Randich wants nothing but great things for the Phoenix art scene. Anytime he has a chance, he advocates for artists and advises them on how to be more successful. “I tell them that art is an extremely hard profession,” he said. “At first, you’re going to be doing everything yourself. I suggest that they take marketing and business classes, anything that can help them get their work out there.”

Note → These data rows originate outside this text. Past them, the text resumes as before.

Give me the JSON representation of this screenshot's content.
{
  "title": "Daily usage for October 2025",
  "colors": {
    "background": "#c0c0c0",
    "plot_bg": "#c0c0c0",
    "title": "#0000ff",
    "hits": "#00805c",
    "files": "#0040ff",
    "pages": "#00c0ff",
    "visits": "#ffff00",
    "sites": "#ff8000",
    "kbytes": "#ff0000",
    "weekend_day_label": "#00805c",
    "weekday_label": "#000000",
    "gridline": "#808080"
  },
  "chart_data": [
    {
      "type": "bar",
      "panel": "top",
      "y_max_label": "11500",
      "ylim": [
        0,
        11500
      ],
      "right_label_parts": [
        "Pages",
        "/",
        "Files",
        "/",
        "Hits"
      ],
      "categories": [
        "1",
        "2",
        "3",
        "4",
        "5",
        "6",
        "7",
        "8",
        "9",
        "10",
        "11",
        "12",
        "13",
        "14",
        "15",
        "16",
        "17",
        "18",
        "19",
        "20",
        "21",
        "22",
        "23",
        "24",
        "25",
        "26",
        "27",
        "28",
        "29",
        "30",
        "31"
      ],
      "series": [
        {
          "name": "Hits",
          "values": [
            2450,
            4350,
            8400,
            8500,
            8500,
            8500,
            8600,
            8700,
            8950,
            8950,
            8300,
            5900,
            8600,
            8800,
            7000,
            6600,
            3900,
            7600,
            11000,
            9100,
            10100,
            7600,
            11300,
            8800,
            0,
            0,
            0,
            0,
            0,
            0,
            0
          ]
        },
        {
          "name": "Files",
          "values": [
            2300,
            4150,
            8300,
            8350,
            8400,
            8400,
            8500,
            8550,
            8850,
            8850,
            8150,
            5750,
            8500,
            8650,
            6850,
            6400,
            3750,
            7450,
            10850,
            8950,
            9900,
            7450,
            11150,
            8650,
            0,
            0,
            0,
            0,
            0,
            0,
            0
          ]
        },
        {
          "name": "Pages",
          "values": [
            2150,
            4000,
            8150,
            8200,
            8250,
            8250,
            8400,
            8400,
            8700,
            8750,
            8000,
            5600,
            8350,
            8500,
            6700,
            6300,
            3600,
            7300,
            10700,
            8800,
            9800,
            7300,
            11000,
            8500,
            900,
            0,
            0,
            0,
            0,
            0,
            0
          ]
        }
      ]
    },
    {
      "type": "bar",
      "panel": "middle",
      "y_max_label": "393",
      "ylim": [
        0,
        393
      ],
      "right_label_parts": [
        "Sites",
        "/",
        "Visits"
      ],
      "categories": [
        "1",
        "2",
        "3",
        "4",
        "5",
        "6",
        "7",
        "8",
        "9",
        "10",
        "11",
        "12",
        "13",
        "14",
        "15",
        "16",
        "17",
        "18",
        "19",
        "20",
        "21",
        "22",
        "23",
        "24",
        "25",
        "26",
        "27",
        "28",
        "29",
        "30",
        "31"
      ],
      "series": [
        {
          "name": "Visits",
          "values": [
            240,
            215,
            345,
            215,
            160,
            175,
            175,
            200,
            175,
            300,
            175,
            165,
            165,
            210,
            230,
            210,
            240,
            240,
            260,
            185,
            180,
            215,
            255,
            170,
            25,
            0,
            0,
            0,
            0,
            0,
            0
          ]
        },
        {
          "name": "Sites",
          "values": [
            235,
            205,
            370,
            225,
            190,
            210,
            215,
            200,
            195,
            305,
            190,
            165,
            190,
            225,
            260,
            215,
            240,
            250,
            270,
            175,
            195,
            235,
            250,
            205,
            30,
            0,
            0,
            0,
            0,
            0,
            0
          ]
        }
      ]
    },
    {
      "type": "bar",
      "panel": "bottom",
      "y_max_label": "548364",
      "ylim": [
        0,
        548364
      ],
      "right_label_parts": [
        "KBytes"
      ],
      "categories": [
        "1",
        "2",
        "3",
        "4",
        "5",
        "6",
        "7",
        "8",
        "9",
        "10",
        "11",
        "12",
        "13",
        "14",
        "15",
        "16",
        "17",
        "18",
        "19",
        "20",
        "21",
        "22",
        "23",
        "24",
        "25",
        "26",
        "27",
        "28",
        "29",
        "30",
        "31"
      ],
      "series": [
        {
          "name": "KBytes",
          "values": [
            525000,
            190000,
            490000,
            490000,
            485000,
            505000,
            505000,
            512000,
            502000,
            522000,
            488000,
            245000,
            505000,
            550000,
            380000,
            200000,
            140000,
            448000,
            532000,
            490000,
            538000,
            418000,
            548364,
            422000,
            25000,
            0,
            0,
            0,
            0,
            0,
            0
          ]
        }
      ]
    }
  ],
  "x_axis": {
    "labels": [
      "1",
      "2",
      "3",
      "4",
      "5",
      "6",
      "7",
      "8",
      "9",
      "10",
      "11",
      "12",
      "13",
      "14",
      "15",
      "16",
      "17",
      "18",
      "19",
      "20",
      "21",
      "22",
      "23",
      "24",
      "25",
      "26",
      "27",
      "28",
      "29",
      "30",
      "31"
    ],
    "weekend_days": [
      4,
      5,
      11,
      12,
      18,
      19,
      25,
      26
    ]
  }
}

Randich has an even busier season coming up this year. He has a solo show of his most recent text-based works this month at Fine Art Complex 1101 in Tempe. In addition to working full time at Bentley Gallery, he is also in the process of creating a large-scale sculpture that will be the centerpiece for True North’s forthcoming Cambria Hotel. Randich won the competitive call to artists and was awarded $100,000 to create an iconic shade structure for the hotel’s entrance. He has done some public art installations through IN FLUX before, but nothing of this magnitude. Randich hopes to contribute to the great works of art that make downtown Phoenix such a unique destination.
“It’s surreal to think that this [Cambria Hotel] piece will surpass me,” he says. “It’s going to be on the planet for longer than I’ll be here. That’s pretty magical.”
Craig Randich: Derivative
Fine Art Complex 1101
Opening reception October 12, 7–10 p.m.